Charles Brown and Jason Smith. The New Orleans Saints used a third-round draft pick on offensive tackle Terron Armstead. That means they aren’t sold on Brown or Smith as their left tackle. Armstead won’t be handed the job, but he’ll compete with Brown and Smith in training camp.

John Abraham. There has been a lot of talk from Atlanta fans about the Falcons perhaps re-signing the veteran defensive end. I’ve said all along that’s a long shot. After the draft, I think it’s an even longer shot. The Falcons drafted defensive ends Malliciah Goodman (fourth round) and Stansly Maponga (fifth round). They also have a couple of other young defensive ends on the roster in Jonathan Massaquoi and Cliff Matthews. It doesn’t look like there’s room on the roster to bring back an aging player who already was released.

Ranking the needs: Defensive line

April, 23, 2013
We continue our pre-draft rankings of position-group needs with the defensive line.

Remember, the earlier the ranking, the greater the need.

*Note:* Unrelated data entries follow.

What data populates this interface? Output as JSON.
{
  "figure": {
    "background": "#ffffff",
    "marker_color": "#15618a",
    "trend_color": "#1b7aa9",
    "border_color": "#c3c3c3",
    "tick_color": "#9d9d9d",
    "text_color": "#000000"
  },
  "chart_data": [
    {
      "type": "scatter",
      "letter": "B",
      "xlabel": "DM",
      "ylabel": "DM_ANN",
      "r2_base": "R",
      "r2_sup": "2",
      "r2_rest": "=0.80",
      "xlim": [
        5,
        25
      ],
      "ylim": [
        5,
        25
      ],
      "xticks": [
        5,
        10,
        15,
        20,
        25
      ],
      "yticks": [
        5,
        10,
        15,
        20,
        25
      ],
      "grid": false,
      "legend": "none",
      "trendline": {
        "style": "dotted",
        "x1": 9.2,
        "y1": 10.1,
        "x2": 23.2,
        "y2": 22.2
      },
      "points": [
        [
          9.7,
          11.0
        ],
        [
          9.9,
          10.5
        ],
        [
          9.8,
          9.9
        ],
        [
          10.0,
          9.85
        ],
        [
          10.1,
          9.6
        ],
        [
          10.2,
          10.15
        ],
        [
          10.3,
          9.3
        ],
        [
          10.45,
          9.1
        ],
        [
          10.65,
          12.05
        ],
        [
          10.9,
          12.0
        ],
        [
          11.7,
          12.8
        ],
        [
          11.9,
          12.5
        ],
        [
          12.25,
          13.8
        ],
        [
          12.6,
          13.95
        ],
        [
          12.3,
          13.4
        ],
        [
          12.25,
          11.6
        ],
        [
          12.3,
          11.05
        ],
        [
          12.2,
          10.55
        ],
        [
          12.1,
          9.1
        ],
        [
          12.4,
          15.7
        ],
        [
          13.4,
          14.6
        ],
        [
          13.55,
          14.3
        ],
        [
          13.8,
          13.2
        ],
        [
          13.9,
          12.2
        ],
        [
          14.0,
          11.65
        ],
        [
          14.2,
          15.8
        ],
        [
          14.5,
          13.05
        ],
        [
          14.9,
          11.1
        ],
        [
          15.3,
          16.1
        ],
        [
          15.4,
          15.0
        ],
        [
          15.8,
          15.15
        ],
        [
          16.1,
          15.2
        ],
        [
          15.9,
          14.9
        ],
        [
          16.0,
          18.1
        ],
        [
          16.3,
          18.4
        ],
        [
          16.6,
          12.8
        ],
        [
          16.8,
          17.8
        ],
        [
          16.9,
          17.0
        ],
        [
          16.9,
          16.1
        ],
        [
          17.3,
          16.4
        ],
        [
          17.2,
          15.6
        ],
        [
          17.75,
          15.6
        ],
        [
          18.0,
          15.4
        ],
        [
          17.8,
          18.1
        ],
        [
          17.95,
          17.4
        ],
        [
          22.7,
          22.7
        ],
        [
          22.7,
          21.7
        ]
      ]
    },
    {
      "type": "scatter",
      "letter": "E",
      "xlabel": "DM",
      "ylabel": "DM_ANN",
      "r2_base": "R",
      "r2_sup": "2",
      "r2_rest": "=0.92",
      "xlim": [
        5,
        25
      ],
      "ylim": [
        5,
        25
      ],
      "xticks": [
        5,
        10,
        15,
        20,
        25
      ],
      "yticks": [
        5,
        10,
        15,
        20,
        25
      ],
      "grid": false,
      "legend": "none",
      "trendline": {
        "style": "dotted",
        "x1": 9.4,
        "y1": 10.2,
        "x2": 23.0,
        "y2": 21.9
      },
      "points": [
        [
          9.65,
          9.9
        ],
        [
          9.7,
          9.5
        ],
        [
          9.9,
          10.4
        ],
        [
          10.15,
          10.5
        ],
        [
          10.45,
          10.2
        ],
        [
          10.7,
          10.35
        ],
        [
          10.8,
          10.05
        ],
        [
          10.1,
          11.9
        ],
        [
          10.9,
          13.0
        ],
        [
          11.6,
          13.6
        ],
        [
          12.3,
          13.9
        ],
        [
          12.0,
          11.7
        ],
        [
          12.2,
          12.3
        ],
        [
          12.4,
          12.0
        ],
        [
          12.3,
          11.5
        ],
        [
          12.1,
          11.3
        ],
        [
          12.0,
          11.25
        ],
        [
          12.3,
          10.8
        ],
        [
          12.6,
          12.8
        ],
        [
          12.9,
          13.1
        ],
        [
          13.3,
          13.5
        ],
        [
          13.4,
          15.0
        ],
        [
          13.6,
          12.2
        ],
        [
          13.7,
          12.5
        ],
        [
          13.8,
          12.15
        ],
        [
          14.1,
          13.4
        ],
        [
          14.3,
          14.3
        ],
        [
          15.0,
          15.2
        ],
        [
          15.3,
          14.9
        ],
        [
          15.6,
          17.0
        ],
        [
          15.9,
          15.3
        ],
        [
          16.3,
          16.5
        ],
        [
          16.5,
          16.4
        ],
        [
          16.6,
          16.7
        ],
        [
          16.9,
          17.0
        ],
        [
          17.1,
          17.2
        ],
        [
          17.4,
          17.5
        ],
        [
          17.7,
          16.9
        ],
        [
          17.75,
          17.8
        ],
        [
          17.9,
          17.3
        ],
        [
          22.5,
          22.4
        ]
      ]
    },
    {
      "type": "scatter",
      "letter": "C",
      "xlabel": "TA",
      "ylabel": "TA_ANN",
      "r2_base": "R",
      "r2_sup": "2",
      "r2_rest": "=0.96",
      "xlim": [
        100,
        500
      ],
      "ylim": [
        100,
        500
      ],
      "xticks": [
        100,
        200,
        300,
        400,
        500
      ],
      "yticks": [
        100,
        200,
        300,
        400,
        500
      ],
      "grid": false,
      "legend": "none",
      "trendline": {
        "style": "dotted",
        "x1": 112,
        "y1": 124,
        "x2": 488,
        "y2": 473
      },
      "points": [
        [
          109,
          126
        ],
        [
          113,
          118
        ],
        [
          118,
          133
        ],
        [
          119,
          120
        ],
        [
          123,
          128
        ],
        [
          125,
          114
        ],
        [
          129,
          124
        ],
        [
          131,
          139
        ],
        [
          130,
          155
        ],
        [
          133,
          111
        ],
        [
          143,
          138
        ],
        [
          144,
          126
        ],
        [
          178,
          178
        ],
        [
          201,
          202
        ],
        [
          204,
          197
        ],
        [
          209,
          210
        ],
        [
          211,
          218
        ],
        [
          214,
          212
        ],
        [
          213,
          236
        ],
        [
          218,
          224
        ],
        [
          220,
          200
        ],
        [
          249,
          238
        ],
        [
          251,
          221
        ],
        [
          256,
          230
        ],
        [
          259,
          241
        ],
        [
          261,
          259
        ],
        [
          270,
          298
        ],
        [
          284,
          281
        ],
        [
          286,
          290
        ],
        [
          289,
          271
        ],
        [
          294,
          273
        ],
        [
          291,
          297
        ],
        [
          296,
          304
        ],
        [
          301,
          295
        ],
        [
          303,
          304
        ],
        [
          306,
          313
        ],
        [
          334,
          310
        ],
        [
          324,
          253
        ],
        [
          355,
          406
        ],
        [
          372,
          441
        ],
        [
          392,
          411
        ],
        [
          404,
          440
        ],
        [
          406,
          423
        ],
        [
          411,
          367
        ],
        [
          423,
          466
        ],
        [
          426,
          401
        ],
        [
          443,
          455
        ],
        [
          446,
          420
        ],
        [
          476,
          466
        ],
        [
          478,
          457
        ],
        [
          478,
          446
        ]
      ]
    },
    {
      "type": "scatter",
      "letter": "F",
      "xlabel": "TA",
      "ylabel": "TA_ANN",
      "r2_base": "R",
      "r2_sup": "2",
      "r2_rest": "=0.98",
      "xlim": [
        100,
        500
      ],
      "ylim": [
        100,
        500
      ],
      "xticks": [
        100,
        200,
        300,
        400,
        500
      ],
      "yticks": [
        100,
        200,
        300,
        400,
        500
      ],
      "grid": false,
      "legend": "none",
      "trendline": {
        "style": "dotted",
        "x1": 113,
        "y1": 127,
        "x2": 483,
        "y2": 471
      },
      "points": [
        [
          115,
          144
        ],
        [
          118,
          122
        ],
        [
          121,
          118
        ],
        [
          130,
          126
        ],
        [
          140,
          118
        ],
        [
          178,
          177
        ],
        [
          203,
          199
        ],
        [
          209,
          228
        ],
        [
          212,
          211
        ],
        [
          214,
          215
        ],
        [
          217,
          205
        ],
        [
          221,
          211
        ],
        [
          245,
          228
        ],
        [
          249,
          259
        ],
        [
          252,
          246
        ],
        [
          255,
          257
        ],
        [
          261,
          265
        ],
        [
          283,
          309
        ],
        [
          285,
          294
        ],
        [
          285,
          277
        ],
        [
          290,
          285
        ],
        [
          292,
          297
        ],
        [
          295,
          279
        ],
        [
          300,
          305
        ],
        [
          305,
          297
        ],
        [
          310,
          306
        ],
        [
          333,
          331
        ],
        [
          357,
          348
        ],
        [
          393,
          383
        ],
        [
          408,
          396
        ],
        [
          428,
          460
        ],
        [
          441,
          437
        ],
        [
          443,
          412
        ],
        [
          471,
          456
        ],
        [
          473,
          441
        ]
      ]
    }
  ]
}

Carolina Panthers: They’re in good shape with Greg Hardy and Charles Johnson as the starting defensive ends and Dwan Edwards as one of the defensive tackles. But the Panthers could use another starting defensive tackle. Plus, Edwards’ age makes it even more imperative that the Panthers address the middle of the defensive line.

Tampa Bay Buccaneers: As it stands right now, either Derek Landri or Gary Gibson would start next to Gerald McCoy at defensive tackle. The Bucs might want an upgrade at that spot. Tampa Bay also could use a little more depth at defensive end.

Atlanta Falcons: Osi Umenyiora was brought in to replace John Abraham. But the Falcons still might want to add another pass-rusher to complement Umenyiora. For too long Atlanta has relied too much on only one strong pass-rusher. The Falcons also could use some depth at defensive tackle after Vance Walker departed through free agency.

New Orleans Saints: Don’t be fooled by the ranking. The Saints don’t have a great defensive line. But ends Will Smith and Cameron Jordan and Brodrick Bunkley could fit nicely in the new 3-4 scheme. The Saints are likely to look for linebackers to rush from the edge. The Saints could use someone to rotate with Bunkley.